In the northern Kazakh village of Dolinka, a cemetery marks the spot where ethnic Germans and other prisoners deported from the Soviet Union died in labour camps. In one field, hundreds of children are buried.
A museum has also been built to remember the victims of Stalin’s purges.
German researcher Achim Schmillen said: “I wouldn’t say it’s definitely a taboo issue, but it’s not discussed much, though it is of great historical significance.”
When Stalin died in 1953, most of what were known as gulag camps were closed down. Millions of ethnic Germans and Soviet dissidents died in camps scattered from Russia’s arctic tundra to the Kazakh steppe. Debate continues about Stalin’s role in Soviet history: he was a hero for some, a villain to others.
Yekatarina Kuznetsova, an expert on the gulag camps, said: “The present political situation in Russia – the quiet, creeping rehabilitation of Stalin, the promotion of his name, this constant wish for a ‘strong hand’ for order, let’s say – this is a big worry, because a strong hand never means freedom.”

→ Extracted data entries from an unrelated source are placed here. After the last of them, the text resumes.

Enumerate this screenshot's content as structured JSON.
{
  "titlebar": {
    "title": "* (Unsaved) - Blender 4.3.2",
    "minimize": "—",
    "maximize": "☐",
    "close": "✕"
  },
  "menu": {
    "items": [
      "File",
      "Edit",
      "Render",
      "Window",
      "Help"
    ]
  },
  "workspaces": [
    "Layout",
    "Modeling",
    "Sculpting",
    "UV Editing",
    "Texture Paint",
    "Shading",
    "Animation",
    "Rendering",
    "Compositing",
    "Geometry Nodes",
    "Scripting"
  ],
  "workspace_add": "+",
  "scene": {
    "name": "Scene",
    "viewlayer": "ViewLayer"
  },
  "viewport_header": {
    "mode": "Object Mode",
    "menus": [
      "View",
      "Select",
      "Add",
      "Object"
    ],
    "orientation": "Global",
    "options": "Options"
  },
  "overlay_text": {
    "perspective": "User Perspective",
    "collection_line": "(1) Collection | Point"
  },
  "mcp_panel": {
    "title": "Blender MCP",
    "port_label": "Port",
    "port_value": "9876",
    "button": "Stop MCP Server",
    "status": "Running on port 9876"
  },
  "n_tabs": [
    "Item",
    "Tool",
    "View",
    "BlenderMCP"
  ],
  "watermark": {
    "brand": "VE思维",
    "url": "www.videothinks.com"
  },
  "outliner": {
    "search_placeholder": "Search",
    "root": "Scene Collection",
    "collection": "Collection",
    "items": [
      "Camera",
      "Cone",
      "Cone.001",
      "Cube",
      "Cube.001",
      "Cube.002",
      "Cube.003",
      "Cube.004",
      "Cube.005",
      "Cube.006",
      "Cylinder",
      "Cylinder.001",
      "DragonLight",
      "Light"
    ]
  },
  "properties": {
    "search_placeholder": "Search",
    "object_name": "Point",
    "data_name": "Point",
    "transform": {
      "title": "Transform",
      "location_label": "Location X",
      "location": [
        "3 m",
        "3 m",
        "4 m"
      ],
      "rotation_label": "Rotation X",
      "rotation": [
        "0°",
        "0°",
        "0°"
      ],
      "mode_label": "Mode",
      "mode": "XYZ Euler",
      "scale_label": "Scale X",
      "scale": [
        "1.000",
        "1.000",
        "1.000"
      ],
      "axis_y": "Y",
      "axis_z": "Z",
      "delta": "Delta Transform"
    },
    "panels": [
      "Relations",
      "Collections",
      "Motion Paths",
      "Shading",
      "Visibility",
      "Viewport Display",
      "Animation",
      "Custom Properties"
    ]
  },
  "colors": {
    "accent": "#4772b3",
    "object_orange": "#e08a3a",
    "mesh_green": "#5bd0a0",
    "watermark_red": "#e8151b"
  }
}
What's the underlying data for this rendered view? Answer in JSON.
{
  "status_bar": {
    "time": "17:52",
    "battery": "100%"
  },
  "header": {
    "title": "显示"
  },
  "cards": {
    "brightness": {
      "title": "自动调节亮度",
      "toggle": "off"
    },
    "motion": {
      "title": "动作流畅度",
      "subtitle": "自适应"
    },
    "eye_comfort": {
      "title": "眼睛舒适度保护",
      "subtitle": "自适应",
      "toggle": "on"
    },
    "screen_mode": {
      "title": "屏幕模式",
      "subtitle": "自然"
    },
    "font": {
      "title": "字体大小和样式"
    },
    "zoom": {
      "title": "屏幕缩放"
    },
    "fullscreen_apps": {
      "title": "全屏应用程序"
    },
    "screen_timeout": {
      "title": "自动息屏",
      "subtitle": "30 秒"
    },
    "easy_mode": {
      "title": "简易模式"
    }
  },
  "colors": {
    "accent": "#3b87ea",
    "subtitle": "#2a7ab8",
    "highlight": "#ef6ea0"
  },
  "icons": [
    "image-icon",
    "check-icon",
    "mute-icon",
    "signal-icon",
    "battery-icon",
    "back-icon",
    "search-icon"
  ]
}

Last week hundreds of people in Kazakhstan held a protest, accusing their government of putting good relations with Russia ahead of doing more to address historical grievances.
Labour camp survivor Mikhail Shmulyov said: “On the 1st of May people carry portraits of Stalin and Lenin. Young people march with them. It’s shocking. They need to know, we need to tell them, who these people really were.”
Russia denies accusations that it is attempting to whitewash Stalin’s legacy. In October the Russian President paid homage to the victims, saying the crimes of the past should not be forgotten. But pro-Stalin events are becoming more visible in Russia.